Secondary Structure of Proteins
- Forms hydrogen bonding within the polypeptide module
- Folds into alpha helix (RH) or a beta pleated sheet (N-H and C=O bond)
Tertiary Structure of Proteins
- 3-D shape, determines protein’s specificity
- Hydrogen bonding and Ionic Bonding between R groups of amino acids
- Hydrophobic Interactions (Methyl-based groups)

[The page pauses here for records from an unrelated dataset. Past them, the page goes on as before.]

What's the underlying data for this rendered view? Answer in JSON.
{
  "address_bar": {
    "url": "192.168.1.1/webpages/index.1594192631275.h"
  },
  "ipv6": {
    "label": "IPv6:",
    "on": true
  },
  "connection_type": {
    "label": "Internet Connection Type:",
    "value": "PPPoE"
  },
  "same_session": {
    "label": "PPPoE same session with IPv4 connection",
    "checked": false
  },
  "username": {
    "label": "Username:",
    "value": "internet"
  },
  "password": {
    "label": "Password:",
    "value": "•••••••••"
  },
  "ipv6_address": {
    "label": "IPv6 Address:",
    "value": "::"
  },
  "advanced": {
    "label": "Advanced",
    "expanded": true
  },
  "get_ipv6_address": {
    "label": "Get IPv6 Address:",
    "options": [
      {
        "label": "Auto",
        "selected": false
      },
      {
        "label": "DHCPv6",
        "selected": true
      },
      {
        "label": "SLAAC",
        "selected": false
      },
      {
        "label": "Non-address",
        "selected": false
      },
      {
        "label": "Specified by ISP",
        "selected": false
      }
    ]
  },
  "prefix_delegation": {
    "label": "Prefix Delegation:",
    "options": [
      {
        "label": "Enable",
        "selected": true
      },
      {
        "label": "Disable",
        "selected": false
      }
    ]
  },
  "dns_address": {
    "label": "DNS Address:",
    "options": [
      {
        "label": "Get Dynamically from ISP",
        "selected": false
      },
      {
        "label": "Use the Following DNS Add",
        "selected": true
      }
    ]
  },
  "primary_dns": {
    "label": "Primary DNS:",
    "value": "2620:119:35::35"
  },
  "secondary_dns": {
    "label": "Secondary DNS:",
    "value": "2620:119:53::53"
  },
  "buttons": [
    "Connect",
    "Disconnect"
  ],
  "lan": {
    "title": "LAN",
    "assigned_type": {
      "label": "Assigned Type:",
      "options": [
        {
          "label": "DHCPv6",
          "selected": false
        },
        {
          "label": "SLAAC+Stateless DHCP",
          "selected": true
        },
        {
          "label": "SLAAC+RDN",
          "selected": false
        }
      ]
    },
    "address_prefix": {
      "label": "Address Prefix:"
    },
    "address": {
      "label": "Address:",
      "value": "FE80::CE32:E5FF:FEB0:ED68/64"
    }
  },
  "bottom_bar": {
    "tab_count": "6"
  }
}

- Disulfide bonds between cysteine amino acids
Quarternary Structure of Proteins
- Proteins with more than one polypeptide chain
- Hydrophobic interactions, hydrogen bonds, and ionic interactions hold subunits together
Chaperone Proteins
Assist with protein folding
Prions
Misfolded proteins
Denaturation
Loss of protein shape and function. Goes from most complex (e.g. Quarternary or Tertiary) to least complex (Primary).
Disaccharides
Formed by two monosaccharides, C12 H22 O11
Saturated Lipids
Structure consists only of single (sigma) bonds
Unsaturated Lipids
Structure consists of at least one alkene (carbon-carbon double bond)
Steroids
Lipids that do not have the same general structure as other lipids
Phospholipids
- Major component of the cell membrane, boundary between inside and outside of cell.
- 22 fatty acids attached to the glycerol backbone and form 2 hydrophobic tails
- Third hydroxyl glycerol group head attacks water and self assemble into double layer
Nucleic Acid
- Hereditary information encoded in ribonucleic acid (RNA) and deoxyribonucleic acid (DNA)
- Made up of nucleotide subunits
- Carbon atoms of deoxyribose sugar numbered 1 to 5.